Rawat Keberagaman dan Inklusi Sosial, Jaringan GUSDURian Gelar Silaturahmi Kebangsaan di Gorontalo

Dalam rangka merawat keberagaman dan inklusi sosial sebagaimana tema yang diangkat, Sekretariat Nasional (Seknas) GUSDURian gelar Silaturahmi Kebangsaan, di Kantor Kementerian Agama Kota Gorontalo, Senin (7/11/2022).

Pada hajatan silaturahmi tersebut dihadiri oleh unsur pemerintah, organisasi keagamaan, dan pegiat komunitas di antaranya: Perwakilan Walikota Gorontalo, Polres Gorontalo Kota, Kodim 1304 Gorontalo, Kepala Kejaksaan Tinggi Gorontalo, Kakankemenag Kota Gorontalo, PCNU Kota Gorontalo, Jemaat Ahmadiyah, Ketua FKUB Kota Gorontalo, Ahlul Bait Indonesia (ABI) Kota Gorontalo, Binthe Pelangi Gorontalo, GKI Kota Gorontalo, Yayasan Buddha Darma Indonesia Gorontalo, dan lainnya.

Dalam sambutannya mewakili Koordinator GUSDURian Sulawesi, Djemi Radji ungkapkan kegiatan silaturahmi tersebut melibatkan umat lintas lembaga dan agama sebagai respons dan masukan berbagai pihak atas situasi keberagaman yang ada di Kota Gorontalo.

“Ada beberapa situasi dan kasus yang di Kota Gorontalo yang perlu kita bicaranakan bersama dalam menciptakan situasi inklusi di Kota Gorontalo. Kita tidak ingin ada perilaku-perliku intorleransi yang terus terjadi di Kota Gorontalo, sehingga kita ingin membantu pemeritah dalam menciptakan situasi keberagaman yang inklusif,” ucap Djemi.

Silaturahmi tersebut perlu dilakukan, sebab menurut Djemi di Gorontalo khususnya di Kota Gorontalo pernah terjadi penolakan pembangunan rumah ibadah, yang mencerminkan situasi keberagamaan yang ada.

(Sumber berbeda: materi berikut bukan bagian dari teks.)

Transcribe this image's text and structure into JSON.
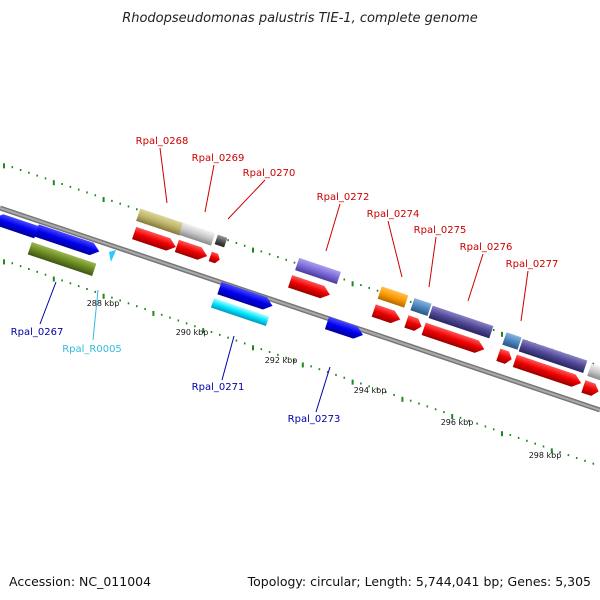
{
  "title": "Rhodopseudomonas palustris TIE-1, complete genome",
  "footer": {
    "accession": "Accession: NC_011004",
    "topology": "Topology: circular; Length: 5,744,041 bp; Genes: 5,305"
  },
  "colors": {
    "label_forward": "#cc0000",
    "label_reverse": "#0000aa",
    "label_rna": "#33bbdd",
    "backbone": "#888888",
    "gc_dots": "#1a8a1a"
  },
  "ticks": [
    "288 kbp",
    "290 kbp",
    "292 kbp",
    "294 kbp",
    "296 kbp",
    "298 kbp"
  ],
  "labels": {
    "Rpal_0267": "Rpal_0267",
    "Rpal_R0005": "Rpal_R0005",
    "Rpal_0268": "Rpal_0268",
    "Rpal_0269": "Rpal_0269",
    "Rpal_0270": "Rpal_0270",
    "Rpal_0271": "Rpal_0271",
    "Rpal_0272": "Rpal_0272",
    "Rpal_0273": "Rpal_0273",
    "Rpal_0274": "Rpal_0274",
    "Rpal_0275": "Rpal_0275",
    "Rpal_0276": "Rpal_0276",
    "Rpal_0277": "Rpal_0277"
  }
}
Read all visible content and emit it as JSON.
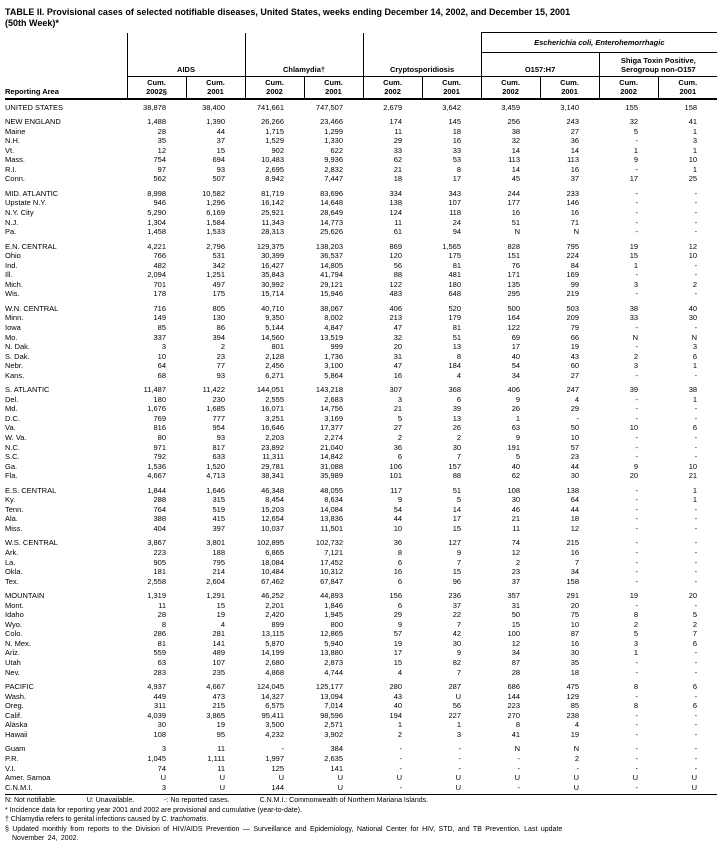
{
  "title": {
    "text": "TABLE II. Provisional cases of selected notifiable diseases, United States, weeks ending December 14, 2002, and December 15, 2001\n(50th Week)*"
  },
  "header": {
    "reporting_area": "Reporting Area",
    "groups": {
      "aids": "AIDS",
      "chlamydia": "Chlamydia†",
      "crypto": "Cryptosporidiosis",
      "ecoli_super": "Escherichia coli, Enterohemorrhagic",
      "o157": "O157:H7",
      "shiga": "Shiga Toxin Positive,\nSerogroup non-O157"
    },
    "col_labels": [
      "Cum.\n2002§",
      "Cum.\n2001",
      "Cum.\n2002",
      "Cum.\n2001",
      "Cum.\n2002",
      "Cum.\n2001",
      "Cum.\n2002",
      "Cum.\n2001",
      "Cum.\n2002",
      "Cum.\n2001"
    ]
  },
  "rows": [
    {
      "area": "UNITED STATES",
      "group_start": false,
      "values": [
        "38,878",
        "38,400",
        "741,661",
        "747,507",
        "2,679",
        "3,642",
        "3,459",
        "3,140",
        "155",
        "158"
      ]
    },
    {
      "area": "NEW ENGLAND",
      "group_start": true,
      "values": [
        "1,488",
        "1,390",
        "26,266",
        "23,466",
        "174",
        "145",
        "256",
        "243",
        "32",
        "41"
      ]
    },
    {
      "area": "Maine",
      "group_start": false,
      "values": [
        "28",
        "44",
        "1,715",
        "1,299",
        "11",
        "18",
        "38",
        "27",
        "5",
        "1"
      ]
    },
    {
      "area": "N.H.",
      "group_start": false,
      "values": [
        "35",
        "37",
        "1,529",
        "1,330",
        "29",
        "16",
        "32",
        "36",
        "-",
        "3"
      ]
    },
    {
      "area": "Vt.",
      "group_start": false,
      "values": [
        "12",
        "15",
        "902",
        "622",
        "33",
        "33",
        "14",
        "14",
        "1",
        "1"
      ]
    },
    {
      "area": "Mass.",
      "group_start": false,
      "values": [
        "754",
        "694",
        "10,483",
        "9,936",
        "62",
        "53",
        "113",
        "113",
        "9",
        "10"
      ]
    },
    {
      "area": "R.I.",
      "group_start": false,
      "values": [
        "97",
        "93",
        "2,695",
        "2,832",
        "21",
        "8",
        "14",
        "16",
        "-",
        "1"
      ]
    },
    {
      "area": "Conn.",
      "group_start": false,
      "values": [
        "562",
        "507",
        "8,942",
        "7,447",
        "18",
        "17",
        "45",
        "37",
        "17",
        "25"
      ]
    },
    {
      "area": "MID. ATLANTIC",
      "group_start": true,
      "values": [
        "8,998",
        "10,582",
        "81,719",
        "83,696",
        "334",
        "343",
        "244",
        "233",
        "-",
        "-"
      ]
    },
    {
      "area": "Upstate N.Y.",
      "group_start": false,
      "values": [
        "946",
        "1,296",
        "16,142",
        "14,648",
        "138",
        "107",
        "177",
        "146",
        "-",
        "-"
      ]
    },
    {
      "area": "N.Y. City",
      "group_start": false,
      "values": [
        "5,290",
        "6,169",
        "25,921",
        "28,649",
        "124",
        "118",
        "16",
        "16",
        "-",
        "-"
      ]
    },
    {
      "area": "N.J.",
      "group_start": false,
      "values": [
        "1,304",
        "1,584",
        "11,343",
        "14,773",
        "11",
        "24",
        "51",
        "71",
        "-",
        "-"
      ]
    },
    {
      "area": "Pa.",
      "group_start": false,
      "values": [
        "1,458",
        "1,533",
        "28,313",
        "25,626",
        "61",
        "94",
        "N",
        "N",
        "-",
        "-"
      ]
    },
    {
      "area": "E.N. CENTRAL",
      "group_start": true,
      "values": [
        "4,221",
        "2,796",
        "129,375",
        "138,203",
        "869",
        "1,565",
        "828",
        "795",
        "19",
        "12"
      ]
    },
    {
      "area": "Ohio",
      "group_start": false,
      "values": [
        "766",
        "531",
        "30,399",
        "36,537",
        "120",
        "175",
        "151",
        "224",
        "15",
        "10"
      ]
    },
    {
      "area": "Ind.",
      "group_start": false,
      "values": [
        "482",
        "342",
        "16,427",
        "14,805",
        "56",
        "81",
        "76",
        "84",
        "1",
        "-"
      ]
    },
    {
      "area": "Ill.",
      "group_start": false,
      "values": [
        "2,094",
        "1,251",
        "35,843",
        "41,794",
        "88",
        "481",
        "171",
        "169",
        "-",
        "-"
      ]
    },
    {
      "area": "Mich.",
      "group_start": false,
      "values": [
        "701",
        "497",
        "30,992",
        "29,121",
        "122",
        "180",
        "135",
        "99",
        "3",
        "2"
      ]
    },
    {
      "area": "Wis.",
      "group_start": false,
      "values": [
        "178",
        "175",
        "15,714",
        "15,946",
        "483",
        "648",
        "295",
        "219",
        "-",
        "-"
      ]
    },
    {
      "area": "W.N. CENTRAL",
      "group_start": true,
      "values": [
        "716",
        "805",
        "40,710",
        "38,067",
        "406",
        "520",
        "500",
        "503",
        "38",
        "40"
      ]
    },
    {
      "area": "Minn.",
      "group_start": false,
      "values": [
        "149",
        "130",
        "9,350",
        "8,002",
        "213",
        "179",
        "164",
        "209",
        "33",
        "30"
      ]
    },
    {
      "area": "Iowa",
      "group_start": false,
      "values": [
        "85",
        "86",
        "5,144",
        "4,847",
        "47",
        "81",
        "122",
        "79",
        "-",
        "-"
      ]
    },
    {
      "area": "Mo.",
      "group_start": false,
      "values": [
        "337",
        "394",
        "14,560",
        "13,519",
        "32",
        "51",
        "69",
        "66",
        "N",
        "N"
      ]
    },
    {
      "area": "N. Dak.",
      "group_start": false,
      "values": [
        "3",
        "2",
        "801",
        "999",
        "20",
        "13",
        "17",
        "19",
        "-",
        "3"
      ]
    },
    {
      "area": "S. Dak.",
      "group_start": false,
      "values": [
        "10",
        "23",
        "2,128",
        "1,736",
        "31",
        "8",
        "40",
        "43",
        "2",
        "6"
      ]
    },
    {
      "area": "Nebr.",
      "group_start": false,
      "values": [
        "64",
        "77",
        "2,456",
        "3,100",
        "47",
        "184",
        "54",
        "60",
        "3",
        "1"
      ]
    },
    {
      "area": "Kans.",
      "group_start": false,
      "values": [
        "68",
        "93",
        "6,271",
        "5,864",
        "16",
        "4",
        "34",
        "27",
        "-",
        "-"
      ]
    },
    {
      "area": "S. ATLANTIC",
      "group_start": true,
      "values": [
        "11,487",
        "11,422",
        "144,051",
        "143,218",
        "307",
        "368",
        "406",
        "247",
        "39",
        "38"
      ]
    },
    {
      "area": "Del.",
      "group_start": false,
      "values": [
        "180",
        "230",
        "2,555",
        "2,683",
        "3",
        "6",
        "9",
        "4",
        "-",
        "1"
      ]
    },
    {
      "area": "Md.",
      "group_start": false,
      "values": [
        "1,676",
        "1,685",
        "16,071",
        "14,756",
        "21",
        "39",
        "26",
        "29",
        "-",
        "-"
      ]
    },
    {
      "area": "D.C.",
      "group_start": false,
      "values": [
        "769",
        "777",
        "3,251",
        "3,169",
        "5",
        "13",
        "1",
        "-",
        "-",
        "-"
      ]
    },
    {
      "area": "Va.",
      "group_start": false,
      "values": [
        "816",
        "954",
        "16,646",
        "17,377",
        "27",
        "26",
        "63",
        "50",
        "10",
        "6"
      ]
    },
    {
      "area": "W. Va.",
      "group_start": false,
      "values": [
        "80",
        "93",
        "2,203",
        "2,274",
        "2",
        "2",
        "9",
        "10",
        "-",
        "-"
      ]
    },
    {
      "area": "N.C.",
      "group_start": false,
      "values": [
        "971",
        "817",
        "23,892",
        "21,040",
        "36",
        "30",
        "191",
        "57",
        "-",
        "-"
      ]
    },
    {
      "area": "S.C.",
      "group_start": false,
      "values": [
        "792",
        "633",
        "11,311",
        "14,842",
        "6",
        "7",
        "5",
        "23",
        "-",
        "-"
      ]
    },
    {
      "area": "Ga.",
      "group_start": false,
      "values": [
        "1,536",
        "1,520",
        "29,781",
        "31,088",
        "106",
        "157",
        "40",
        "44",
        "9",
        "10"
      ]
    },
    {
      "area": "Fla.",
      "group_start": false,
      "values": [
        "4,667",
        "4,713",
        "38,341",
        "35,989",
        "101",
        "88",
        "62",
        "30",
        "20",
        "21"
      ]
    },
    {
      "area": "E.S. CENTRAL",
      "group_start": true,
      "values": [
        "1,844",
        "1,646",
        "46,348",
        "48,055",
        "117",
        "51",
        "108",
        "138",
        "-",
        "1"
      ]
    },
    {
      "area": "Ky.",
      "group_start": false,
      "values": [
        "288",
        "315",
        "8,454",
        "8,634",
        "9",
        "5",
        "30",
        "64",
        "-",
        "1"
      ]
    },
    {
      "area": "Tenn.",
      "group_start": false,
      "values": [
        "764",
        "519",
        "15,203",
        "14,084",
        "54",
        "14",
        "46",
        "44",
        "-",
        "-"
      ]
    },
    {
      "area": "Ala.",
      "group_start": false,
      "values": [
        "388",
        "415",
        "12,654",
        "13,836",
        "44",
        "17",
        "21",
        "18",
        "-",
        "-"
      ]
    },
    {
      "area": "Miss.",
      "group_start": false,
      "values": [
        "404",
        "397",
        "10,037",
        "11,501",
        "10",
        "15",
        "11",
        "12",
        "-",
        "-"
      ]
    },
    {
      "area": "W.S. CENTRAL",
      "group_start": true,
      "values": [
        "3,867",
        "3,801",
        "102,895",
        "102,732",
        "36",
        "127",
        "74",
        "215",
        "-",
        "-"
      ]
    },
    {
      "area": "Ark.",
      "group_start": false,
      "values": [
        "223",
        "188",
        "6,865",
        "7,121",
        "8",
        "9",
        "12",
        "16",
        "-",
        "-"
      ]
    },
    {
      "area": "La.",
      "group_start": false,
      "values": [
        "905",
        "795",
        "18,084",
        "17,452",
        "6",
        "7",
        "2",
        "7",
        "-",
        "-"
      ]
    },
    {
      "area": "Okla.",
      "group_start": false,
      "values": [
        "181",
        "214",
        "10,484",
        "10,312",
        "16",
        "15",
        "23",
        "34",
        "-",
        "-"
      ]
    },
    {
      "area": "Tex.",
      "group_start": false,
      "values": [
        "2,558",
        "2,604",
        "67,462",
        "67,847",
        "6",
        "96",
        "37",
        "158",
        "-",
        "-"
      ]
    },
    {
      "area": "MOUNTAIN",
      "group_start": true,
      "values": [
        "1,319",
        "1,291",
        "46,252",
        "44,893",
        "156",
        "236",
        "357",
        "291",
        "19",
        "20"
      ]
    },
    {
      "area": "Mont.",
      "group_start": false,
      "values": [
        "11",
        "15",
        "2,201",
        "1,846",
        "6",
        "37",
        "31",
        "20",
        "-",
        "-"
      ]
    },
    {
      "area": "Idaho",
      "group_start": false,
      "values": [
        "28",
        "19",
        "2,420",
        "1,945",
        "29",
        "22",
        "50",
        "75",
        "8",
        "5"
      ]
    },
    {
      "area": "Wyo.",
      "group_start": false,
      "values": [
        "8",
        "4",
        "899",
        "800",
        "9",
        "7",
        "15",
        "10",
        "2",
        "2"
      ]
    },
    {
      "area": "Colo.",
      "group_start": false,
      "values": [
        "286",
        "281",
        "13,115",
        "12,865",
        "57",
        "42",
        "100",
        "87",
        "5",
        "7"
      ]
    },
    {
      "area": "N. Mex.",
      "group_start": false,
      "values": [
        "81",
        "141",
        "5,870",
        "5,940",
        "19",
        "30",
        "12",
        "16",
        "3",
        "6"
      ]
    },
    {
      "area": "Ariz.",
      "group_start": false,
      "values": [
        "559",
        "489",
        "14,199",
        "13,880",
        "17",
        "9",
        "34",
        "30",
        "1",
        "-"
      ]
    },
    {
      "area": "Utah",
      "group_start": false,
      "values": [
        "63",
        "107",
        "2,680",
        "2,873",
        "15",
        "82",
        "87",
        "35",
        "-",
        "-"
      ]
    },
    {
      "area": "Nev.",
      "group_start": false,
      "values": [
        "283",
        "235",
        "4,868",
        "4,744",
        "4",
        "7",
        "28",
        "18",
        "-",
        "-"
      ]
    },
    {
      "area": "PACIFIC",
      "group_start": true,
      "values": [
        "4,937",
        "4,667",
        "124,045",
        "125,177",
        "280",
        "287",
        "686",
        "475",
        "8",
        "6"
      ]
    },
    {
      "area": "Wash.",
      "group_start": false,
      "values": [
        "449",
        "473",
        "14,327",
        "13,094",
        "43",
        "U",
        "144",
        "129",
        "-",
        "-"
      ]
    },
    {
      "area": "Oreg.",
      "group_start": false,
      "values": [
        "311",
        "215",
        "6,575",
        "7,014",
        "40",
        "56",
        "223",
        "85",
        "8",
        "6"
      ]
    },
    {
      "area": "Calif.",
      "group_start": false,
      "values": [
        "4,039",
        "3,865",
        "95,411",
        "98,596",
        "194",
        "227",
        "270",
        "238",
        "-",
        "-"
      ]
    },
    {
      "area": "Alaska",
      "group_start": false,
      "values": [
        "30",
        "19",
        "3,500",
        "2,571",
        "1",
        "1",
        "8",
        "4",
        "-",
        "-"
      ]
    },
    {
      "area": "Hawaii",
      "group_start": false,
      "values": [
        "108",
        "95",
        "4,232",
        "3,902",
        "2",
        "3",
        "41",
        "19",
        "-",
        "-"
      ]
    },
    {
      "area": "Guam",
      "group_start": true,
      "values": [
        "3",
        "11",
        "-",
        "384",
        "-",
        "-",
        "N",
        "N",
        "-",
        "-"
      ]
    },
    {
      "area": "P.R.",
      "group_start": false,
      "values": [
        "1,045",
        "1,111",
        "1,997",
        "2,635",
        "-",
        "-",
        "-",
        "2",
        "-",
        "-"
      ]
    },
    {
      "area": "V.I.",
      "group_start": false,
      "values": [
        "74",
        "11",
        "125",
        "141",
        "-",
        "-",
        "-",
        "-",
        "-",
        "-"
      ]
    },
    {
      "area": "Amer. Samoa",
      "group_start": false,
      "values": [
        "U",
        "U",
        "U",
        "U",
        "U",
        "U",
        "U",
        "U",
        "U",
        "U"
      ]
    },
    {
      "area": "C.N.M.I.",
      "group_start": false,
      "values": [
        "3",
        "U",
        "144",
        "U",
        "-",
        "U",
        "-",
        "U",
        "-",
        "U"
      ]
    }
  ],
  "footnotes": {
    "legend": [
      "N: Not notifiable.",
      "U: Unavailable.",
      "-: No reported cases.",
      "C.N.M.I.: Commonwealth of Northern Mariana Islands."
    ],
    "star": "* Incidence data for reporting year 2001 and 2002 are provisional and cumulative (year-to-date).",
    "dagger_before": "† Chlamydia refers to genital infections caused by ",
    "dagger_italic": "C. trachomatis",
    "dagger_after": ".",
    "section": "§ Updated monthly from reports to the Division of HIV/AIDS Prevention — Surveillance and Epidemiology, National Center for HIV, STD, and TB Prevention. Last update\nNovember 24, 2002."
  }
}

“Kita tak ingin, situasi intoleransi di Gorontalo menjadi landasan oknum-oknum tertentu dalam memanfaatkan politik identitas. Sehingga, melalui kegiatan ini kita perlu membicarakan hal-hal tersebut,” tandas Djemi.

Pada kesempatan yang sama, Koordinator Seknas GUSDURian Jay Ahmad mengatakan, pertemuan tersebut merupakan kegiatan dalam rangka merawat keberagaman dengan bertukar pikiran guna menciptakan situasi keagamaan yang inklusif.

“Saat ini, banyak isu-isu yang sering terjadi antara masalah budaya dan agama, dan itu terjadi karena kita kurang bertemu. Sehingga, dengan pertemuan ini kita bisa membicarakan itu agar semua indikasi masalah bisa kita cegah, karena ketika ada proses klarifikasi informasi kita mendapatkan kebenaran informasi yang ada,” terang Jay.

Jay mengutip ucapan Gus Dur tentang negara Indonesia. Sebutnya, dengan adanya keberagaman Indonesia bisa bersatu dan negara ini ada sebab keberagaman. Indonesia bukan negara agama, tapi negara beragama, seperti yang diucapkan Gus Dur.

“Pertemuan-pertemuan ini adalah adalah salah satu cara Gus Dur dalam menjaga keberagaman yang ada, dan ini menjadi inspirasi Jaringan GUSDURian untuk terus membuat pertemuan ini dengan berbagai lintas agama,” tuturnya.